Re: [PR] [improvement](streaming-job) Detect PostgreSQL schema changes from Relation events [doris]

via GitHub Fri, 03 Jul 2026 03:07:05 -0700


github-actions[bot] commented on code in PR #64850:
URL: https://github.com/apache/doris/pull/64850#discussion_r3519132084



##########
fs_brokers/cdc_client/src/main/java/org/apache/doris/cdcclient/source/deserialize/PostgresDebeziumJsonDeserializer.java:
##########
@@ -34,241 +33,170 @@
 import java.util.List;
 import java.util.Map;
 import java.util.Set;
-import java.util.function.Function;
 import java.util.stream.Collectors;
 
-import static io.debezium.connector.AbstractSourceInfo.SCHEMA_NAME_KEY;
-import static io.debezium.connector.AbstractSourceInfo.TABLE_NAME_KEY;
-
-import io.debezium.data.Envelope;
 import io.debezium.relational.Column;
-import io.debezium.relational.TableEditor;
+import io.debezium.relational.Table;
 import io.debezium.relational.TableId;
 import io.debezium.relational.history.TableChanges;
 import org.slf4j.Logger;
 import org.slf4j.LoggerFactory;
 
 /**
- * PostgreSQL-specific deserializer that detects schema changes (ADD/DROP 
column only) by comparing
- * the record's Kafka Connect schema field names with stored tableSchemas.
+ * PostgreSQL-specific deserializer with event-driven schema change handling.
+ *
+ * <p>Schema changes are detected from pgoutput Relation messages, which 
flink-cdc surfaces as
+ * {@link PostgresSchemaRecord} (the source is created with {@code 
includeSchemaChanges(true)}). The
+ * carried Debezium {@link Table} is the full post-change schema and is diffed 
against the stored
+ * baseline — the Doris table's current full schema, loaded from FE — to 
derive ADD/DROP column DDL.
+ * Regular DML records are emitted directly without per-record schema 
comparison.
  *
- * <p>Because PostgreSQL does not emit DDL events in the WAL stream, schema 
detection is done by
- * comparing the "after" struct field names in each DML record against the 
known column set.
+ * <p>The baseline is also established by Relation events: when a table first 
appears (e.g. a stream
+ * started directly from an offset without a snapshot), pgoutput sends its 
Relation before the first
+ * DML, and the {@code stored == null} branch of {@link 
#handleSchemaChangeEvent} adopts the current
+ * schema as the baseline (no DDL). No JDBC fallback is needed — a DML can 
only reach this
+ * deserializer after Debezium has resolved its Relation (otherwise Debezium 
drops it as a
+ * NoopMessage), and that Relation has already established the baseline.
  *
- * <p>Type comparison is intentionally skipped to avoid false positives caused 
by Kafka Connect type
- * ambiguity (e.g. text/varchar/json/uuid all appear as STRING). When a column 
add or drop is
- * detected, the accurate column types are fetched directly from PostgreSQL 
via the injected {@link
- * #pgSchemaRefresher} callback.
+ * <p>Only ADD and DROP column are emitted. A simultaneous ADD+DROP is treated 
as a possible RENAME
+ * and skipped (RENAME manually in Doris). MODIFY column type is not emitted.
  *
- * <p>MODIFY column type is not supported — users must manually execute ALTER 
TABLE ... MODIFY
- * COLUMN in Doris when a PG column type changes.

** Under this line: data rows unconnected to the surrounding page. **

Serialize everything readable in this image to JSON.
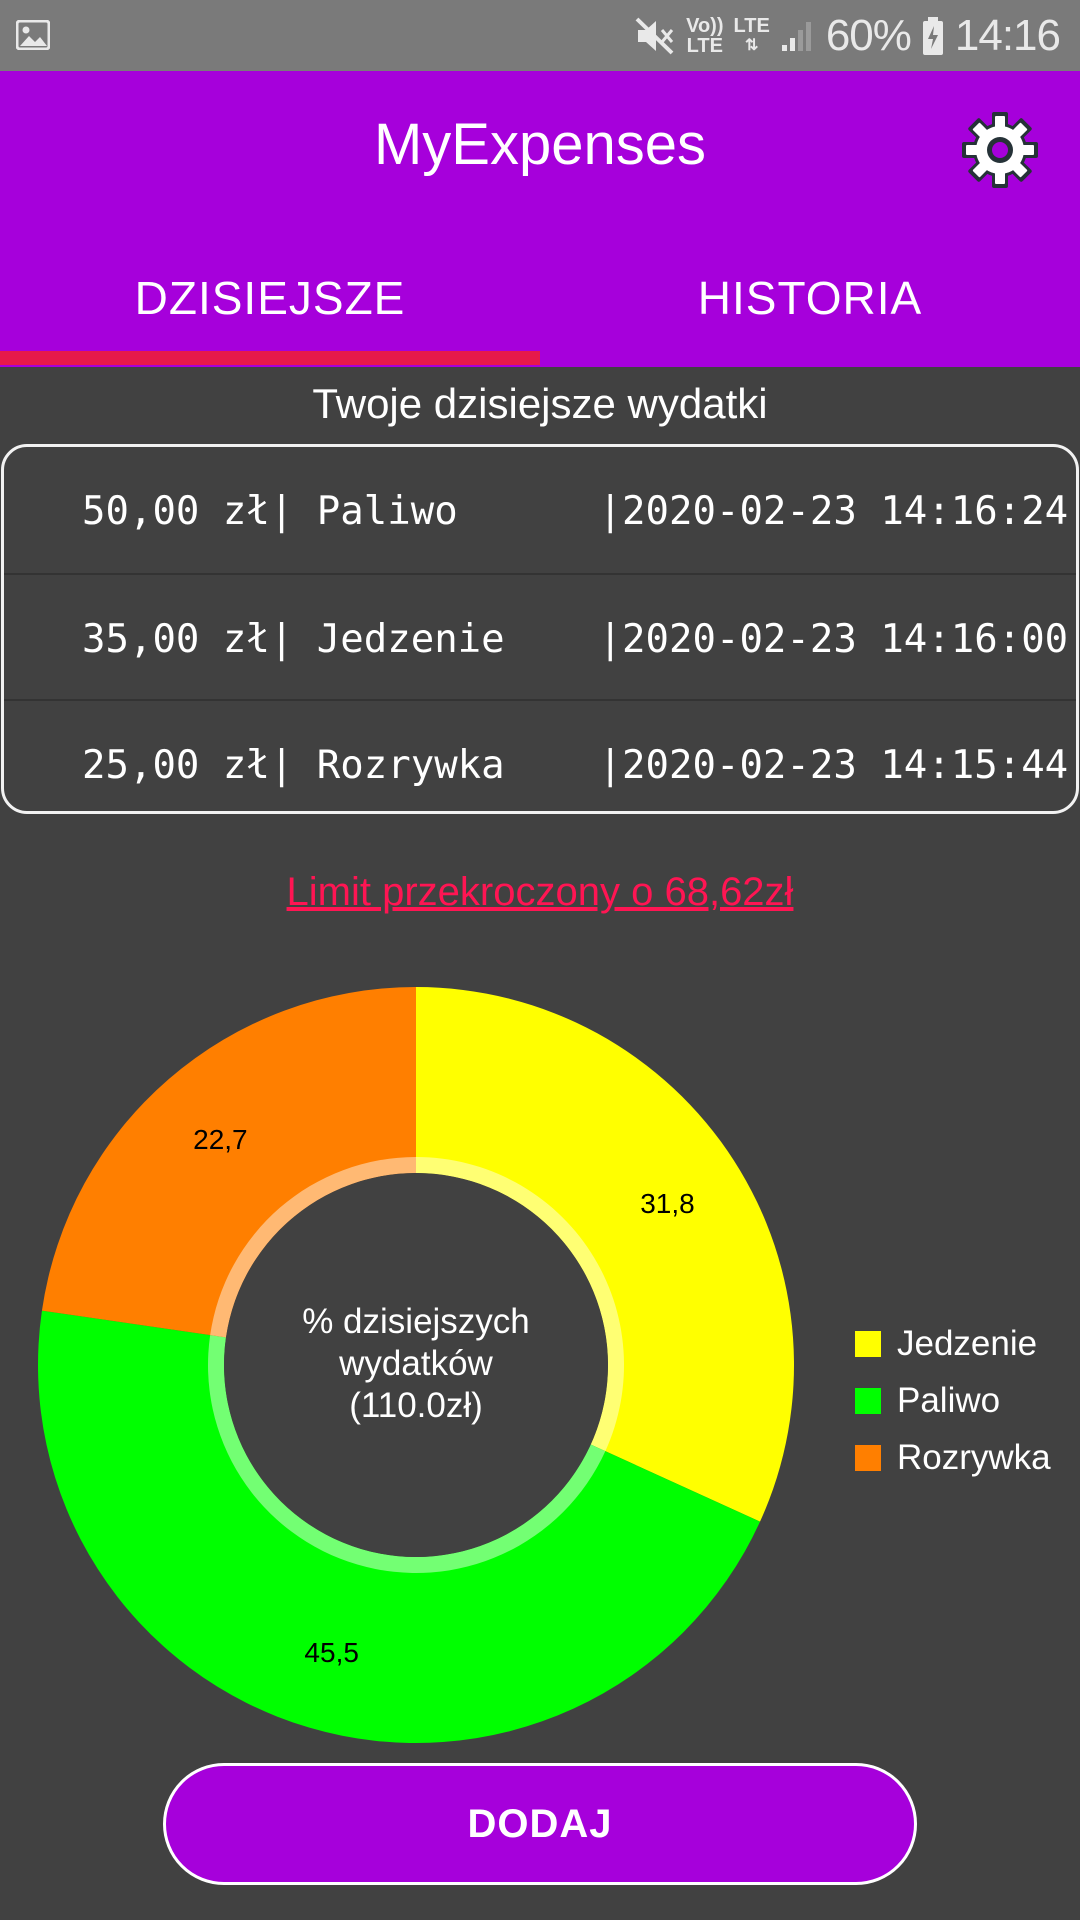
{
  "status_bar": {
    "battery_percent": "60%",
    "time": "14:16",
    "volte_label_top": "Vo))",
    "volte_label_bottom": "LTE",
    "lte_label": "LTE"
  },
  "app": {
    "title": "MyExpenses",
    "tabs": [
      {
        "label": "DZISIEJSZE",
        "selected": true
      },
      {
        "label": "HISTORIA",
        "selected": false
      }
    ],
    "accent_color": "#a600db",
    "indicator_color": "#e6194b"
  },
  "today": {
    "section_title": "Twoje dzisiejsze wydatki",
    "expenses": [
      {
        "text": "50,00 zł| Paliwo      |2020-02-23 14:16:24"
      },
      {
        "text": "35,00 zł| Jedzenie    |2020-02-23 14:16:00"
      },
      {
        "text": "25,00 zł| Rozrywka    |2020-02-23 14:15:44"
      }
    ],
    "limit_warning": "Limit przekroczony o  68,62zł",
    "add_button": "DODAJ"
  },
  "chart_data": {
    "type": "pie",
    "donut": true,
    "center_text": [
      "% dzisiejszych",
      "wydatków",
      "(110.0zł)"
    ],
    "categories": [
      "Jedzenie",
      "Paliwo",
      "Rozrywka"
    ],
    "values": [
      31.8,
      45.5,
      22.7
    ],
    "value_labels": [
      "31,8",
      "45,5",
      "22,7"
    ],
    "colors": [
      "#ffff00",
      "#00ff00",
      "#ff7f00"
    ],
    "legend_position": "right"
  }
}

+ * <p>The emitted DDL is only applied on the from-to (at-least-once) write 
path; the TVF
+ * (exactly-once) fetch path consumes DML only and does not execute 
schema-change records, so
+ * automatic schema change is effective for from-to mode.
  */
 public class PostgresDebeziumJsonDeserializer extends DebeziumJsonDeserializer 
{
     private static final long serialVersionUID = 1L;
     private static final Logger LOG =
             LoggerFactory.getLogger(PostgresDebeziumJsonDeserializer.class);
 
-    /**
-     * Callback to fetch the current PG table schema for a single table via 
JDBC. Injected by {@link
-     * org.apache.doris.cdcclient.source.reader.postgres.PostgresSourceReader} 
after initialization.
-     */
-    private transient Function<TableId, TableChanges.TableChange> 
pgSchemaRefresher;
-
-    public void setPgSchemaRefresher(Function<TableId, 
TableChanges.TableChange> refresher) {
-        this.pgSchemaRefresher = refresher;
-    }
-
     @Override
     public DeserializeResult deserialize(Map<String, String> context, 
SourceRecord record)
             throws IOException {
+        // 1. Schema change event (pgoutput Relation -> PostgresSchemaRecord).

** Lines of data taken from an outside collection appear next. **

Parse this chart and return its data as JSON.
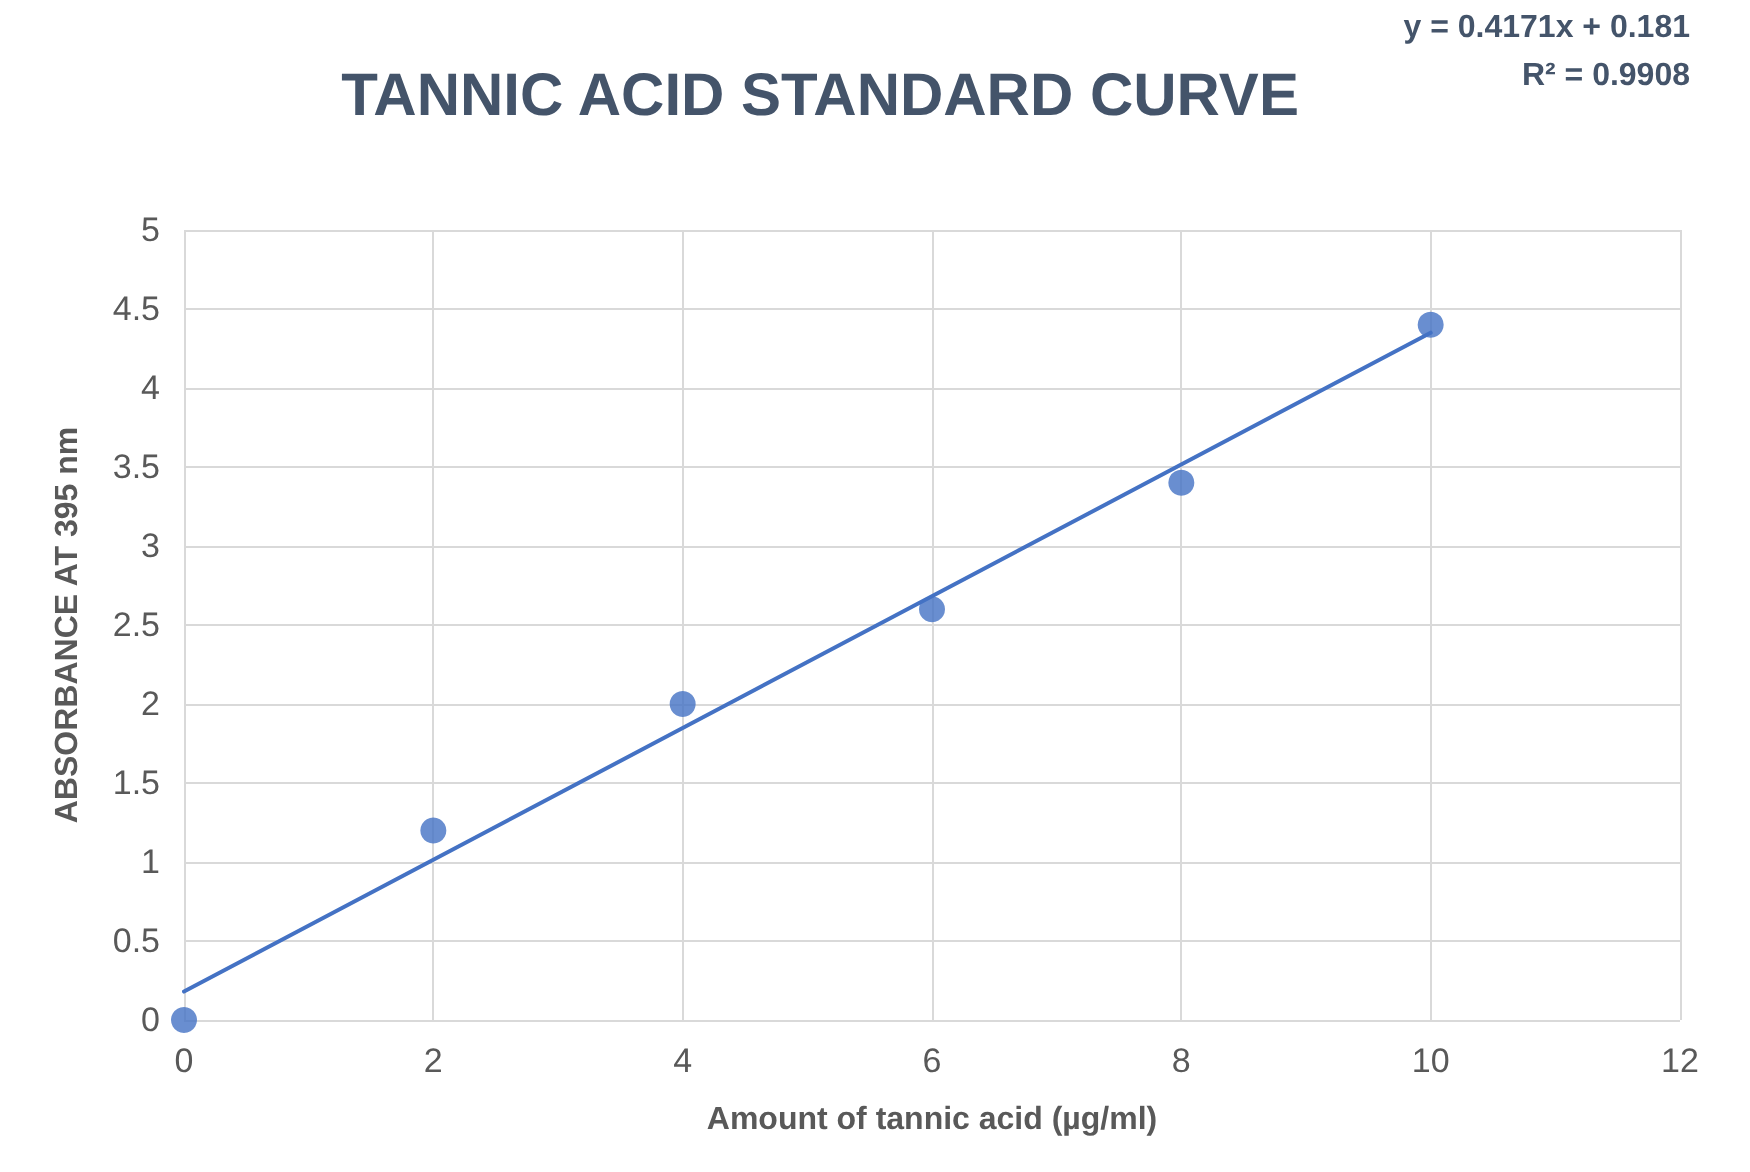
{
  "chart_data": {
    "type": "scatter",
    "title": "TANNIC ACID STANDARD CURVE",
    "xlabel": "Amount of tannic acid (µg/ml)",
    "ylabel": "ABSORBANCE AT 395 nm",
    "annotations": [
      "y = 0.4171x + 0.181",
      "R² = 0.9908"
    ],
    "x": [
      0,
      2,
      4,
      6,
      8,
      10
    ],
    "series": [
      {
        "color": "#4472c4",
        "marker": "circle",
        "values": [
          0,
          1.2,
          2,
          2.6,
          3.4,
          4.4
        ]
      },
      {
        "type": "line",
        "color": "#4472c4",
        "marker": "none",
        "line_style": "solid",
        "x": [
          0,
          10
        ],
        "values": [
          0.18,
          4.35
        ]
      }
    ],
    "xlim": [
      0,
      12
    ],
    "xticks": [
      0,
      2,
      4,
      6,
      8,
      10,
      12
    ],
    "ylim": [
      0,
      5
    ],
    "yticks": [
      0,
      0.5,
      1,
      1.5,
      2,
      2.5,
      3,
      3.5,
      4,
      4.5,
      5
    ],
    "grid": true
  }
}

+        if (SourceRecordUtils.isSchemaChangeEvent(record)) {
+            return handleSchemaChangeEvent(context, record);
+        }
+        // 2. Non-DML (heartbeat / watermark / etc.).
         if (!RecordUtils.isDataChangeRecord(record)) {
             return DeserializeResult.empty();
         }
+        return super.deserialize(context, record);
+    }
 
-        Schema valueSchema = record.valueSchema();
-        if (valueSchema == null) {
-            return super.deserialize(context, record);
-        }
-
-        Field afterField = valueSchema.field(Envelope.FieldName.AFTER);
-        if (afterField == null) {
-            return super.deserialize(context, record);
-        }
-
-        Schema afterSchema = afterField.schema();
-        TableId tableId = extractTableId(record);
+    /**
+     * Handle a pgoutput Relation-driven schema change: diff the post-change 
PG schema (carried by
+     * {@link PostgresSchemaRecord}) against the stored Doris baseline and 
emit ADD/DROP column DDL.
+     * When no baseline exists yet (first appearance of the table), adopt the 
fresh schema as the
+     * baseline without emitting any DDL.
+     */
+    private DeserializeResult handleSchemaChangeEvent(
+            Map<String, String> context, SourceRecord record) {
+        Table freshTable = ((PostgresSchemaRecord) record).getTable();
+        // Debezium PG TableId is (catalog=null, schema, table) — matches the 
tableSchemas key.
+        TableId tableId = freshTable.id();
         TableChanges.TableChange stored = tableSchemas != null ? 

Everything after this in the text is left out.